Auch wenn der Deutsche Buchpreis keine vornehmlich literarische Auszeichnung, sondern eher eine Marketingveranstaltung ist, um – wie es in den Statuten heißt – „über Ländergrenzen hinaus Aufmerksamkeit zu schaffen für deutschsprachige Autor*innen, das Lesen und das Leitmedium Buch“, sind die vier Wochen zwischen Longlist- und Shortlist-Entscheidung nicht nur für den Literaturbetrieb, sondern auch fürs breite Publikum interessant. In dieser Zeit werden in den Feuilletons auch mal abseitige Romane besprochen, allein weil sie das Glück hatten, von der siebenköpfigen Jury ausgewählt worden zu sein.

In diesem Jahr standen auffällig viele Debüts auf der langen Liste, einige hochgelobte Werke renommierter Autorinnen und Autoren wurden nicht berücksichtigt.

Eigensinnige Entscheidungen

Es gibt für solche Entscheidungen immer gute und weniger gute Begründungen, in diesem Jahr erschien die Auswahl jedenfalls von dem Willen geprägt zu sein, Texte zur Diskussion zu stellen, die ansonsten vielleicht übersehen worden wären.

Bei der Lektüre der nominierten Arbeiten, insbesondere im Vergleich zu herausragenden Werken aus den Frühjahrs- und Herbstprogrammen, bestätigte sich dann leider die Vermutung, dass der Eigensinn der Jury-Mitglieder in diesem Jahr dem Werbeversprechen des Buchpreises eher abträglich war.

Nicht nur Maxim Biller fehlt

Um nur ein Beispiel zu nennen: „Mama Odessa“, das neue Prosawerk von Maxim Biller ist eine witzige, bittere, politisch und kulturell relevante, eine atemberaubend gebaute Familiengeschichte mit unerhörten Wendungen, die nun wirklich in allen Medien gefeiert wurde.

Wie konnte dieses jüdische Drama, diese nicht endende Flucht vor antisemitischer Gewalt, dieser hochaktuelle Blick auf sowjetischen Zerstörungswillen bloß ignoriert werden?

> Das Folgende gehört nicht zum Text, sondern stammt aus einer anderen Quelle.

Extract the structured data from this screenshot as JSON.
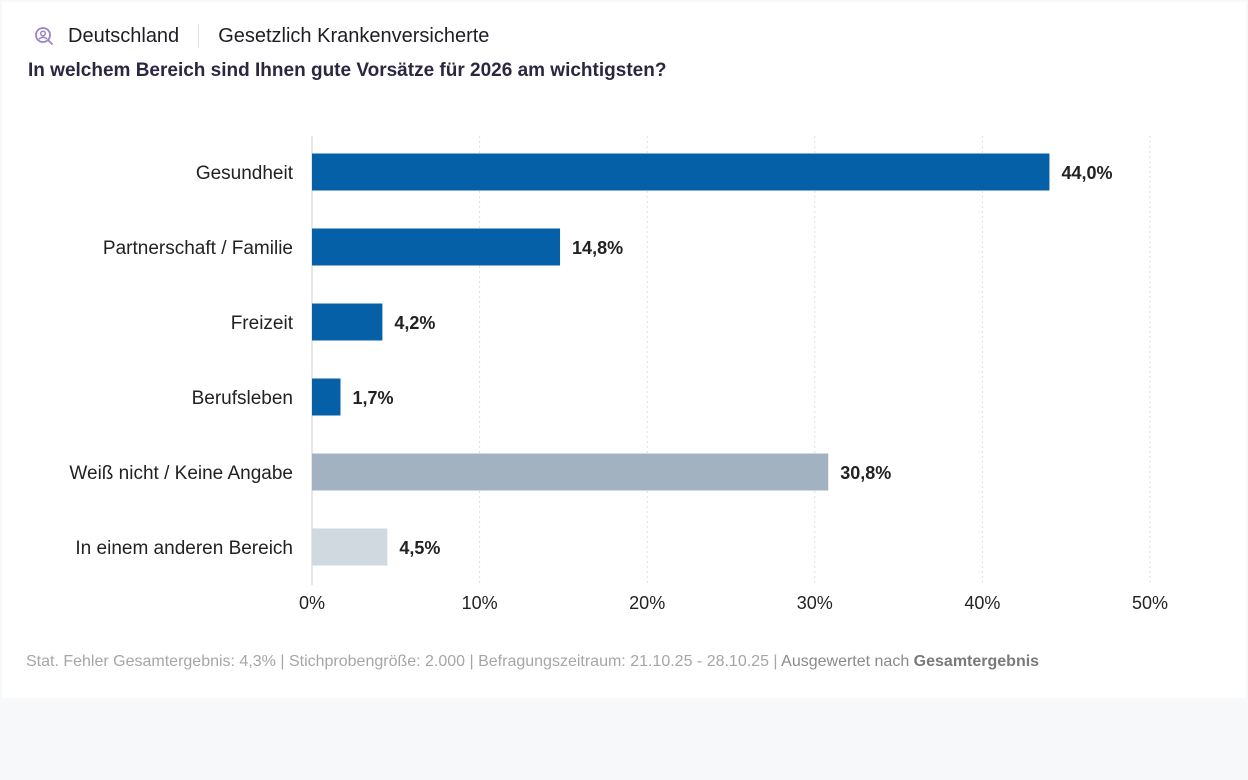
{
  "header": {
    "icon": "search-user-icon",
    "country": "Deutschland",
    "segment": "Gesetzlich Krankenversicherte",
    "question": "In welchem Bereich sind Ihnen gute Vorsätze für 2026 am wichtigsten?"
  },
  "chart_data": {
    "type": "bar",
    "orientation": "horizontal",
    "categories": [
      "Gesundheit",
      "Partnerschaft / Familie",
      "Freizeit",
      "Berufsleben",
      "Weiß nicht / Keine Angabe",
      "In einem anderen Bereich"
    ],
    "values": [
      44.0,
      14.8,
      4.2,
      1.7,
      30.8,
      4.5
    ],
    "data_labels": [
      "44,0%",
      "14,8%",
      "4,2%",
      "1,7%",
      "30,8%",
      "4,5%"
    ],
    "colors": [
      "#0560a8",
      "#0560a8",
      "#0560a8",
      "#0560a8",
      "#a2b2c1",
      "#cfd9df"
    ],
    "xlim": [
      0,
      50
    ],
    "xticks": [
      0,
      10,
      20,
      30,
      40,
      50
    ],
    "xtick_labels": [
      "0%",
      "10%",
      "20%",
      "30%",
      "40%",
      "50%"
    ],
    "grid": true,
    "xlabel": "",
    "ylabel": ""
  },
  "footer": {
    "stats": "Stat. Fehler Gesamtergebnis: 4,3% | Stichprobengröße: 2.000 | Befragungszeitraum: 21.10.25 - 28.10.25 |",
    "by_label": "Ausgewertet nach",
    "by_value": "Gesamtergebnis"
  }
}
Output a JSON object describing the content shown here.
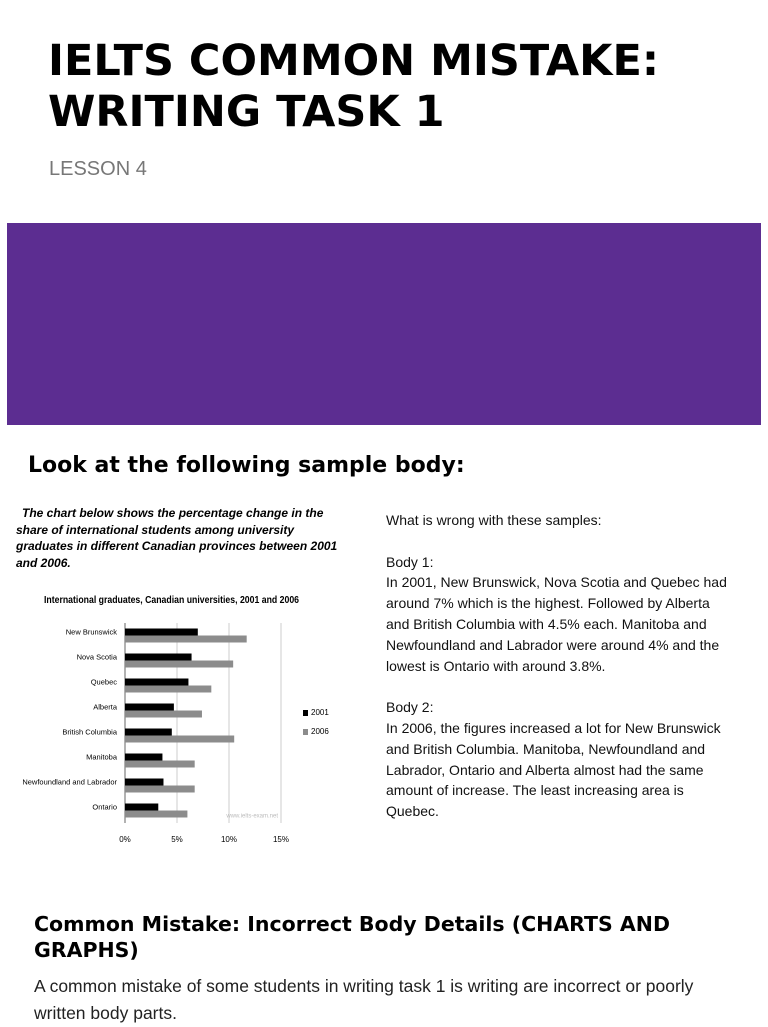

Warum wurde Birgit Birnbachers grandioser Text „Wovon wir leben“ über eine Arbeitsutopie in der Provinz nicht nominiert?

Stattdessen gab es mit Angelika Klüssendorfs Roman „Risse“ einen Longlist-Titel, der mit wenigen Änderungen vor Jahren einmal als Erzählungsband unter einem anderen Titel veröffentlicht worden war.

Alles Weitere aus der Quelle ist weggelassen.